Он сам не помнил, как опустился целым, трусость оберегла не
только от ссадин, упал на камни возле самой воды, жадно хватал широко раскрытым
ртом воздух. Глаза не отрывались от темной поверхности. Неужели вода раньше
была черной? Или же это только в полумраке...
Совсем недавно, а кажется, что очень давно, пришлось
столкнуться с живой и мертвой водой, но это ни та, ни другая, это вода того
мира, предыдущего, странного и непонятного, ибо зачем Род решился заменить всю
воду, как не затем, чтобы попробовать таким образом заменить одних людей
другими?
Глава 29
Когда дыхание перестало вырываться с хрипами, а грудь
поднималась и опускалась почти как всегда, он первым делом выпотрошил мешок.
Этот камень, где двоим было бы тесно, единственное место, куда мог положить
пергамент и две баклажки с той, обычной водой.
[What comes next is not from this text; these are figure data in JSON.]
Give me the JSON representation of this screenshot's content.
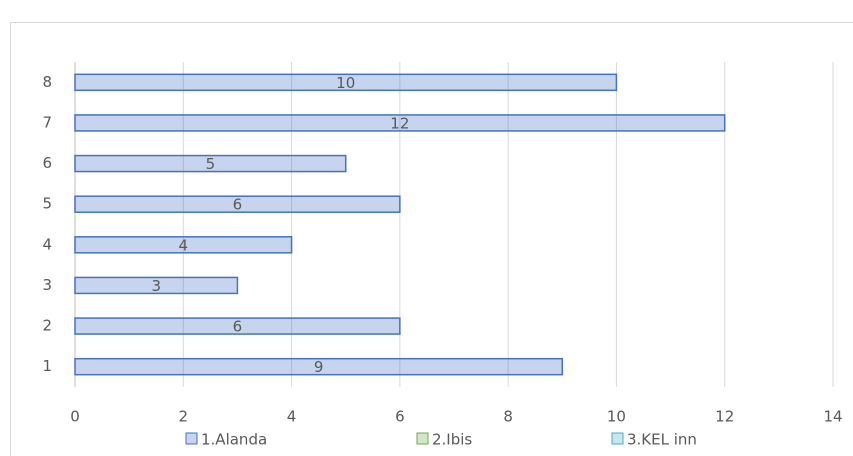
{
  "chart_data": {
    "type": "barh",
    "categories": [
      "1",
      "2",
      "3",
      "4",
      "5",
      "6",
      "7",
      "8"
    ],
    "series": [
      {
        "name": "1.Alanda",
        "color": "#4472c4",
        "values": [
          9,
          6,
          3,
          4,
          6,
          5,
          12,
          10
        ]
      },
      {
        "name": "2.Ibis",
        "color": "#70ad47",
        "values": [
          null,
          null,
          null,
          null,
          null,
          null,
          null,
          null
        ]
      },
      {
        "name": "3.KEL inn",
        "color": "#4bacc6",
        "values": [
          null,
          null,
          null,
          null,
          null,
          null,
          null,
          null
        ]
      }
    ],
    "xlim": [
      0,
      14
    ],
    "xticks": [
      0,
      2,
      4,
      6,
      8,
      10,
      12,
      14
    ],
    "grid": true
  }
}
Сердце все равно стучало так часто, что ему не хватало
воздуха. Он дышал все еще часто, уже не от усталости, но если даже забыть, что
он на самом дне глубокой расщелины, которой ничего не стоит сомкнуться...
Он вздрогнул, покрываясь липким потом. Дрожащие пальцы
кое-как расстелили пергамент, придавил баклажками, дабы не свертывался, а сам,
с листочком в руке поменьше, опустил ноги в воду. На малом листочке чернели
крупные значки, которые он придумал сам. Неизвестно что и как писали люди того,
староводного времени, а здесь он просто нарисовал себе, что делать, когда
напьется воды, как делать и в каком порядке.